For the past few weeks I have been on call waiting for his response. Phone next to the bed, notifications on, random spurts of awake during the night to check because of our time difference. I have been responding promptly, ensuring he isn’t waiting, making sure it is clear I’m invested, showing him that games should remain in childhood. When at first I wasn’t getting a clear response from him, I even double messaged, asking again when he would like to FaceTime, throwing myself out there like a fish on land hoping he would make the choice to take my vulnerability into consideration. The responses have become slim to none, spread out so far that I am never awake when they come in, sometimes distancing a week in between. To the girls reading this, know that I do not enjoy playing the fool, but we all need to play it once to realize why we should never put that hat on again.
As someone who works with people I know the power of choice. We make choices everyday- what we want for breakfast, what show we want to watch, what shirt we want to wear, and what we want to do with our time. Choices tie solely to our wants, to our needs, and to our priorities. Choices define our actions in a way excuses never can. You could say I was making him a priority. I have done this dance before, the salsa before the solo. Where for a brief moment you are there together, but slowly it becomes clear that this is a one man show. It’s never any easier the second or third time you realize this is happening. It’s always painful to see you were not a priority or choice, to hear excuses instead of the truth. Simply put, he did not like me enough to choose me. I have made excuses of my own before- I’m not looking for anything right now, I’m busy, I actually try not to be on my phone a lot- but when it comes down to it, they are excuses.

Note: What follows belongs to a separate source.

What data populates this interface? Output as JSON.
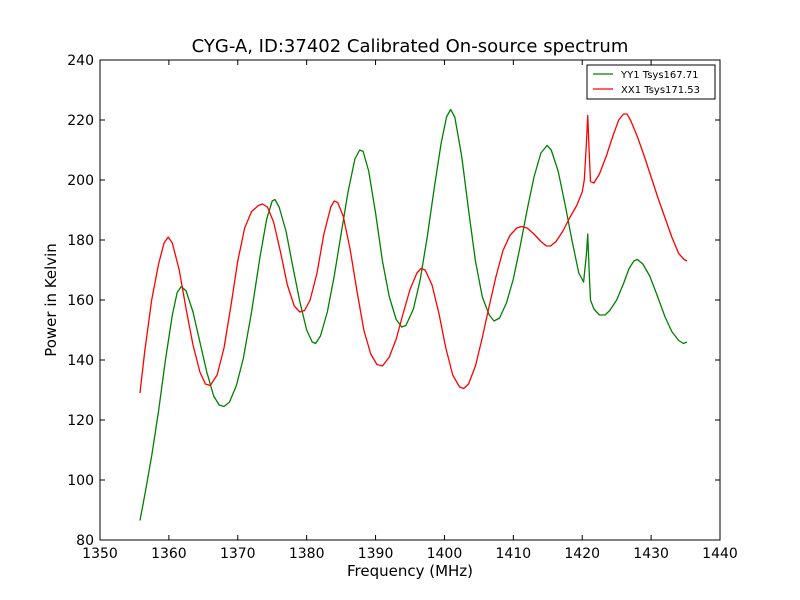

There is a famous quote by Albus Dumbledore that I have fallen in love with the older I get. It says “It is our choices,Harry, that show what we truly are, far more than our abilities.” It focuses on the fact that or choices speak louder than our capabilities. Dumbledore did always know exactly what to say. I could be sad about this, I could be disappointed, and I could react. I have the ability to choose, to know what my priorities are, but he is not one of them. In the past I may have vented to all my friends as we sat around a bottle of wine sharing war stories of our own about the wounds we collected from other’s choices. But the difference now lies in the power of my choice. Now I see that my time is no longer meant to be spent where it is not reciprocated and this makes me wonder what my time is meant to be spent on. I look internally instead of externally. I think of ways that I have wanted to challenge myself and seek those options. We must love ourself before others can do the same. Maybe I will choose to pick up painting. Maybe I will choose to take that solo trip to South America like I wanted to. Maybe I will choose to write that book. Maybe I will choose myself again, before I got lost in someone else that wasn’t meant to be mine. Like calls to like as we all know, and if I strive to make myself even more interesting, to take this time to challenge myself in more ways, well then maybe once I am done, someone else, one with priorities instead of excuses, will come along wanting to choose me.